PANDEMIA

Juiz cita ‘bem comum’ e nega pedido de estúdio de ginástica para reabrir em Dourados

Juiz cita necessidade de conter avanço da Covid-19 em Dourados - Crédito: Hedio Fazan/Dourados News/Arquivo Juiz cita necessidade de conter avanço da Covid-19 em Dourados - Crédito: Hedio Fazan/Dourados News/Arquivo

O juiz Emerson Ricardo Fernandes negou pedido feito por um estúdio de ginástica que atua no ramo de personal trainer em Dourados contra o Decreto nº 2.723 de 08 de julho de 2020, por meio do qual a prefeita Délia Razuk (PTB) suspendeu o funcionamento das atividades de academias como medida de prevenção ao contágio do novo coronavírus (Covid-19).

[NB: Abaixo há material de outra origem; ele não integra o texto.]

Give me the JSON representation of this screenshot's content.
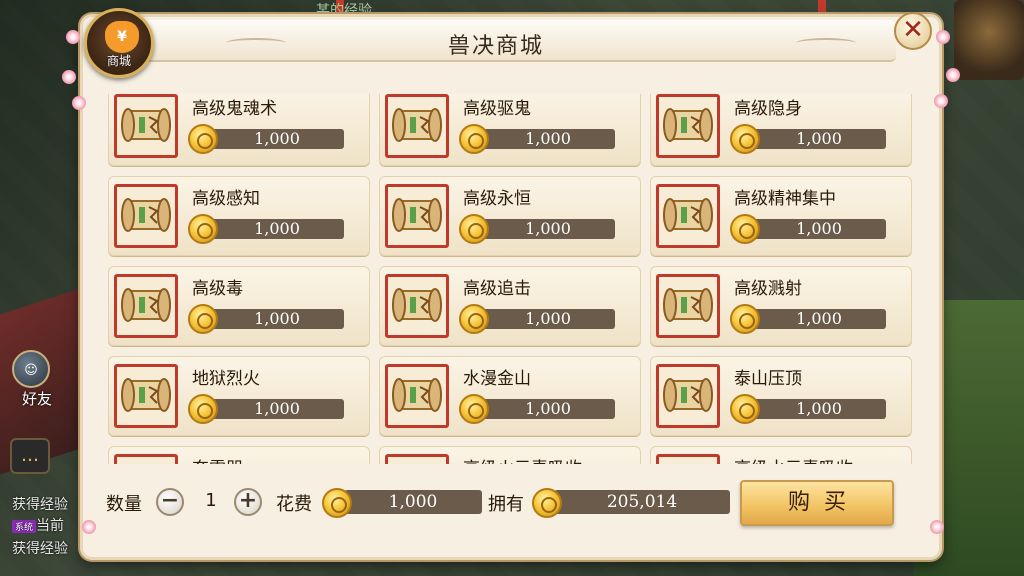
{
  "window": {
    "title": "兽决商城",
    "badge_label": "商城",
    "badge_symbol": "¥",
    "close_glyph": "✕"
  },
  "background": {
    "friends_label": "好友",
    "chat_glyph": "…",
    "top_text": "某的经验…",
    "log_lines": [
      {
        "text": "获得经验",
        "tag": ""
      },
      {
        "text": "当前",
        "tag": "系统"
      },
      {
        "text": "获得经验",
        "tag": ""
      }
    ]
  },
  "items": [
    {
      "name": "高级鬼魂术",
      "price": "1,000"
    },
    {
      "name": "高级驱鬼",
      "price": "1,000"
    },
    {
      "name": "高级隐身",
      "price": "1,000"
    },
    {
      "name": "高级感知",
      "price": "1,000"
    },
    {
      "name": "高级永恒",
      "price": "1,000"
    },
    {
      "name": "高级精神集中",
      "price": "1,000"
    },
    {
      "name": "高级毒",
      "price": "1,000"
    },
    {
      "name": "高级追击",
      "price": "1,000"
    },
    {
      "name": "高级溅射",
      "price": "1,000"
    },
    {
      "name": "地狱烈火",
      "price": "1,000"
    },
    {
      "name": "水漫金山",
      "price": "1,000"
    },
    {
      "name": "泰山压顶",
      "price": "1,000"
    },
    {
      "name": "奔雷咒",
      "price": ""
    },
    {
      "name": "高级火元素吸收",
      "price": ""
    },
    {
      "name": "高级水元素吸收",
      "price": ""
    }
  ],
  "purchase": {
    "quantity_label": "数量",
    "quantity_value": "1",
    "minus_glyph": "−",
    "plus_glyph": "+",
    "cost_label": "花费",
    "cost_value": "1,000",
    "owned_label": "拥有",
    "owned_value": "205,014",
    "buy_label": "购买"
  },
  "colors": {
    "panel_bg": "#f6efe2",
    "icon_border": "#c03a2b",
    "price_bar": "#6b5b4a",
    "buy_button": "#f3c566"
  }
}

Educador físico, o proprietário da empresa ingressou na 6ª Vara Cível da comarca com mandado de segurança requerendo autorização para o imediato retorno dos serviços com medidas de biossegurança e o compromisso de atender, no máximo, quatro alunos por horário, bem como demais outros critérios que o juiz responsável pelo caso vier a ordenar, “permanecendo inteiramente à disposição para livre fiscalização do poder público”.

Em substituição legal, o magistrado negou o pedido de liminar, que traria efeitos imediatos e provisórios ao caso. “É evidente o direito de cada um ao trabalho, à livre iniciativa, mas isso em situações normais, quando não estiverem em franca e ascendente colisão com um interesse maior, que é o bem comum. Nesse momento, se mostram necessárias decisões e restrições, cabendo sim ao Poder Executivo a competência para tanto”, pontuou.

“As academias de ginástica desenvolvem sim atividade deveras importante à sociedade, mas no momento atual há de se perquirir apenas se a autoridade executiva tem competência para determinaras medidas anunciadas no decreto ora atacado. E a resposta é afirmativa”, acrescentou.

Ainda segundo o juiz, “normalmente as academias se instalam em locais fechados, assim como estúdios, para tais finalidades”, e “mesmo com janelas ou ventilação, no atual momento não é desarrazoada a decisão atacada, eis que nosso Município passa por aumento dos casos de infecção com a covid-19”.

“Mesmo que tomados certos cuidados, a situação é diferente de outras em que a prática se dá ao ar livre, com poucas pessoas no local, ao menos pelo que se tem ouvido nas notícias e visto em algumas pesquisas”, citou em seu despacho.